Myth #5: Attaching plastic eyes on the back of your hat/helmet will scare magpies off


Got any magpie myths, interesting factoids or feather-flying anecdotes to share? Swoop into the comments and have at it!


  • Another myth: Australian magpies are what articles like this are referring to.

    Our maggies aren’t at all related to the Eurasian magpie (that’s a corvid, ours is a butcherbird), even though they share a similar appearance and some behaviours.

    So, take any research findings from Northern Hemisphere academia with a grain of salt.

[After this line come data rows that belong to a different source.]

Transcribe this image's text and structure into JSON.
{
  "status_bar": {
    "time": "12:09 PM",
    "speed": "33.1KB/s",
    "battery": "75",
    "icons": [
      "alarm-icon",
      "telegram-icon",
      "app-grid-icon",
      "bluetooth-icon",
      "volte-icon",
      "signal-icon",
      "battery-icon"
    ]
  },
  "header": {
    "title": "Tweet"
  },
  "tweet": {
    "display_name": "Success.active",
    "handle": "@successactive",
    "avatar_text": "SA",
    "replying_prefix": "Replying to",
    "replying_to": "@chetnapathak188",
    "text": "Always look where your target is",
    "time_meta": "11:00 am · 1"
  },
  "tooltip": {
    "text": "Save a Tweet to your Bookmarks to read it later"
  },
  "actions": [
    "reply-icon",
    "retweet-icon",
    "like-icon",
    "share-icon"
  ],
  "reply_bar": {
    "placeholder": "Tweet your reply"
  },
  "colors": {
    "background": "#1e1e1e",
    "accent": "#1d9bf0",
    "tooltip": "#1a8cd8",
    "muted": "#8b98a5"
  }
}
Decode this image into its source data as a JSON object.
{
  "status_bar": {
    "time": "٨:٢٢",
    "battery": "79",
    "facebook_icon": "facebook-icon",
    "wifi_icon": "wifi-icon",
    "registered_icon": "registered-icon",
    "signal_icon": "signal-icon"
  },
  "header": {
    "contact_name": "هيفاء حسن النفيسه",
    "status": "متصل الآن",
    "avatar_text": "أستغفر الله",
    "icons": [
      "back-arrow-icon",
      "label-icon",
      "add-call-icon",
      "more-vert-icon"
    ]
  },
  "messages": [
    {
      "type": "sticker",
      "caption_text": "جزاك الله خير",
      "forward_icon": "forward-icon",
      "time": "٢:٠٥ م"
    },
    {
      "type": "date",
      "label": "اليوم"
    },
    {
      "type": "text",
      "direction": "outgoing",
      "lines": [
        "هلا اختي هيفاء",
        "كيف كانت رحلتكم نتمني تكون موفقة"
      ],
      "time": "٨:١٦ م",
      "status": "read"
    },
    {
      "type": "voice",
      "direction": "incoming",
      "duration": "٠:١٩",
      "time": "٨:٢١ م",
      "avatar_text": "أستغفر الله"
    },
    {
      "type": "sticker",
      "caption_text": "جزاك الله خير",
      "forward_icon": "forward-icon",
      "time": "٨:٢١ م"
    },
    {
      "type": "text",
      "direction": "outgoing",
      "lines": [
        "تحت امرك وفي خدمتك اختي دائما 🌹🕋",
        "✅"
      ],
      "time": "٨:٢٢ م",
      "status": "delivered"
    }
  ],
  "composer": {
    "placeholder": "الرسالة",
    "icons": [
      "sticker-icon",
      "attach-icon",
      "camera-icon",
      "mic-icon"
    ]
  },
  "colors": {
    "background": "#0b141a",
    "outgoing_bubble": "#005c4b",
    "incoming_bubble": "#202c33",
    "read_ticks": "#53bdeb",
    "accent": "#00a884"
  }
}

      • the only happy clappers are the fools who follow the bogus scientific mantra of evolution. Ever notice how they can never prove their theory of said evolution. All they do is bash religion but never explain how a single cell managed to a) surivive the most hostile environment for life possible and b) how it managed to replicate and “evolve” into billions of different life forms. Yet yadda yadda yadda it’s a proven fact from all of its apologists. To quote a famous protester’s billboard in the States…. MORANS

  • Way off mackereth. That “is” a magpie. Our butcherbird is a different animal to our magpie.
    Likewise a corvid is more of a crow, nor a magpie.
    Simple google search will convince you I am right 🙂

    • From the Wikipedia entry for Australian Magpie:
      “A member of the Artamidae, the Australian magpie is placed in its own genus Gymnorhina and is most closely related to the black butcherbird (Melloria quoyi). It is not, however, related to the European magpie, which is a corvid.”

  • I adore maggies.
    Used to have a couple of breeding pairs in the area that would visit me regularly but the past year has been hectic work wise, haven’t had the chance to spend much time with them.
    (Still reply when I call though)

    One pair even left their juvenile in my yard one season, little sod would follow me around squawking for food.

    But my favourite was a young Maggie I named after Jones from Police Academy, he would sit on my fence all afternoon mimicking dog barks, sirens and car alarms (both near and far versions)

    If you are keen to make Maggie pals just observe them when they are nearby and listen for the two tone, high-low whistle they make to their mates and babies.
    It takes some practice to hit the exact same notes and length as each specific pair, but you will notce they become very interested and begin calling back to you.
    From there it’s just letting them come to you over time and fostering the trust.

    • My wife and I Occupy our home outside two magpies occupy the back yard for a few years I’ve been giving them breakfast every morning they prefer toasted peanut butter sandwiches this time of year is pretty hectic for them it’s a mad frenzy of a swift scof of eating breakfast and then taking food to their chicks it’s a pleasure to watch they wait for me if I’m late they make a racket it’s so much fun

  • I honestly have never been bothered by one… I’ve had them come down to see what I’m doing, they are quite inquisitive, but never really bothered. On the other hand when I’m flying my drones, they attack the drone while its in flight…lol

  • I had one split my head open in primary school while walking through the car park which then ended in a 40m army crawl with blood soaked hair to the office. (And possibly a tear or 2)?
    We also had a pair that would swoop our kelpie in a paddock where he would sit and (I swear) he enjoyed it!! Also the Maggie never hurt him.
    All in all I think they are beautiful birds and I love to watch them and try to call them.

  • In NZ they are classed as a pest species. However, I have had the privilege of having a grumpy old male as a pet for the past 14 years. He is an absolute joy & makes me laugh every day! The best pet ever! & just in regards to the story above I’ve heard if you make youself well known to a family of magpies ie feed every so often & stop for a chat, they get to recognise you, you are less likely to get swooped or attacked.
    Werzyls Mum 🙂

  • How is this a myth if there is truth in it? Myth #4: A magpie can remember and recognise your face for years
    A magpie I raised from a hatchling certainly remember me and will come down to me but no-one else in the family. It doesn’t recognise me if I wear a floppy hat though.